You know I’d LOVE to buy you a gift, especially the camera lens. I wish I could. There is nothing I’d like more than to do so. I’d rather buy all my kids great gifts than to receive any. Why? Because it would make you happy, but also because it would make ME happy! So I would agree with you, sorry Justin’s aunt!
It’s ok – I’ll buy the lens when the blog makes it big (Ha!). For now, a donation would be perfect. :)
I just want to say that I hear you (even though you technically didn’t say it explicitly)… I am still not convinced there is such thing in this life as a wholly selfless action. As far as I have seen thus far, it’s not possible. Hopefully that doesn’t get me in trouble with any aunts! Anyway, kudos to you on your Christmas reformations. Do what you gotta do! Mine are to remain as I am, hold on tight and hope for the best one more time. It’s worked so far! Cheers and keep up the good work – you are one prolific blogger!
I’m glad you hear me. And don’t worry – the aunts will LOVE you!

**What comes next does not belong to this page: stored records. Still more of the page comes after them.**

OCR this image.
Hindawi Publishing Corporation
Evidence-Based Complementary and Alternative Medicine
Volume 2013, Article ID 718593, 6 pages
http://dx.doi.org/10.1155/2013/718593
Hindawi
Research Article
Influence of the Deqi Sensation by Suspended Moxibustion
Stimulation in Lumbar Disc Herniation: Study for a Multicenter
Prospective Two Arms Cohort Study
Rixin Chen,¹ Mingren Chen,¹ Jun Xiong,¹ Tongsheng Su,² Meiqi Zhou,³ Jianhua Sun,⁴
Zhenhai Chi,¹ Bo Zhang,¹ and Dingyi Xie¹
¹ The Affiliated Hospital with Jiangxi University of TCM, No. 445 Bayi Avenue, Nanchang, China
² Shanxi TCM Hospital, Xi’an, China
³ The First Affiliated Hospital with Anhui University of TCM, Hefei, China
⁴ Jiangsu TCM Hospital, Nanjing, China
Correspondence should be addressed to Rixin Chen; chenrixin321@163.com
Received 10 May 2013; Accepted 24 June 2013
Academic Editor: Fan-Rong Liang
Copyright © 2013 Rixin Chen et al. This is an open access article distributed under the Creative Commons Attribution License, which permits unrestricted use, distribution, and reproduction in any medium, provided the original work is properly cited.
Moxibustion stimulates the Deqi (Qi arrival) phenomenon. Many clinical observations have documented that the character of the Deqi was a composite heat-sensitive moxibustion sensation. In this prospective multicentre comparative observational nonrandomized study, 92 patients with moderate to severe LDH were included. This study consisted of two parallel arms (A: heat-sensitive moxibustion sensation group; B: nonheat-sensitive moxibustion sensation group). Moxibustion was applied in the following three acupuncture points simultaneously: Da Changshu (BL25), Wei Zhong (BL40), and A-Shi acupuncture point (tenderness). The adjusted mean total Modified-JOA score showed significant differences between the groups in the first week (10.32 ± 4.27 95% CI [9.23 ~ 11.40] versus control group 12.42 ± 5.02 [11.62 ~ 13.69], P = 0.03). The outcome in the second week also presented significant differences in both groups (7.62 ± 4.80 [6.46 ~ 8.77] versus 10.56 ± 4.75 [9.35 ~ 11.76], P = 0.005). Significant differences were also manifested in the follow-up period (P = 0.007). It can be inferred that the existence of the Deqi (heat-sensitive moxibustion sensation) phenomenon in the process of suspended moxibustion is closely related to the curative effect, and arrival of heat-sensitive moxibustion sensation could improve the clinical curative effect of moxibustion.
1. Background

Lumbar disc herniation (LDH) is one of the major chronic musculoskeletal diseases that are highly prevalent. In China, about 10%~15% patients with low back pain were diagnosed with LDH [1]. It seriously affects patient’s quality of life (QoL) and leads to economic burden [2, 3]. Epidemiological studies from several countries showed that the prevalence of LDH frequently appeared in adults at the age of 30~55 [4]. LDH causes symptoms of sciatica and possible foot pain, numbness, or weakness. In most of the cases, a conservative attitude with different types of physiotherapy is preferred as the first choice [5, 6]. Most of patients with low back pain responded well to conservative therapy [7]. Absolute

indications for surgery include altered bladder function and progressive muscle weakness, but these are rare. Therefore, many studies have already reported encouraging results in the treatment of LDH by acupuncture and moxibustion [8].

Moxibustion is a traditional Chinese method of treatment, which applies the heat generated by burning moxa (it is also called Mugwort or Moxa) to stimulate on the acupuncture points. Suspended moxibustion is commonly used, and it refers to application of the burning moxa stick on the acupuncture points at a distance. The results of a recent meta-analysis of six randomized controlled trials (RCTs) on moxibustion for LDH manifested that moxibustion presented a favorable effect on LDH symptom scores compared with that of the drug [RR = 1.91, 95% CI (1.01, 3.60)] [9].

I think your holiday goals are great – although good luck remaining as you are – in my experience that can only last for so long. Maybe it’d be better to try, in the case where you can’t remain as you are, to only get better. :)
Katie — Once again a great and thought-provoking post. And, as a Christian, I whole-heartedly agree with you! You are right — one of the reasons we give good gifts is because of the feeling it gives us. On the most basic level, it reflects the character and nature of God Himself. God gives us good things, not because He is selfless, but because He wants us to enjoy life and, in turn (or, in karma, if you wish), God enjoys the feeling that it gives Him to see us enjoy the gifts He has given. In fact, you might share with your relative (and knowing that you don’t necessarily agree with the concept, but it might win an argument), God sent Jesus to earth in the first place because He was selfish. He wanted us to live with Him and this was the only way. So, in the eyes of most Christians, the best gift ever given was, at least, partially selfishly motivated!
Wow… Where were you 2 years ago, Greg?? :) In all seriousness, that was well-said and an excellent point. I’m glad I didn’t offend and that you could see I wasn’t arguing against the act of giving – just wondering whether giving can really be selfless, and if not, does it really matter?
Thanks for the great post and support. I laughed aloud at one part. I’ve wondered along similar lines, wondering if doing things for others is essentially self-serving if it give the do-gooder a payoff. If you think long enough down these lines though you kinda see how absurd that line of thought is. It would mean that the the people we should admire are the people who do good things for others but hate doing it. Where’s the fun in that? There is no fun in that. But if the giver and the receiver of both feel good about the act of helping, then that’s a pretty good deal for all sides.
Thanks, Luke! And I couldn’t have said it better myself. :)
I went to JCP.com and clicked on the Angel Giving Tree link and adopted an angel (6 yr old little girl from Sanford) to buy clothes and toys for. They provide you with a short list of needs and wants for the child. My youth group always adopted several children each year and we would all go out together and buy the gifts. I have everything I need so for me, other than the movie “A Smoky Mountain Christmas” :), playing Santa Claus for children who otherwise may not get anything is the best part of Christmas!
Leslie, that is such a cool thing to do! When I worked for the Air Force I had our office adopt a family instead of doing a gift exchange for each other. It seems so much more… pertinent. And it’s a really great feeling to know you’re helping someone in your own town. You are such a sweet person!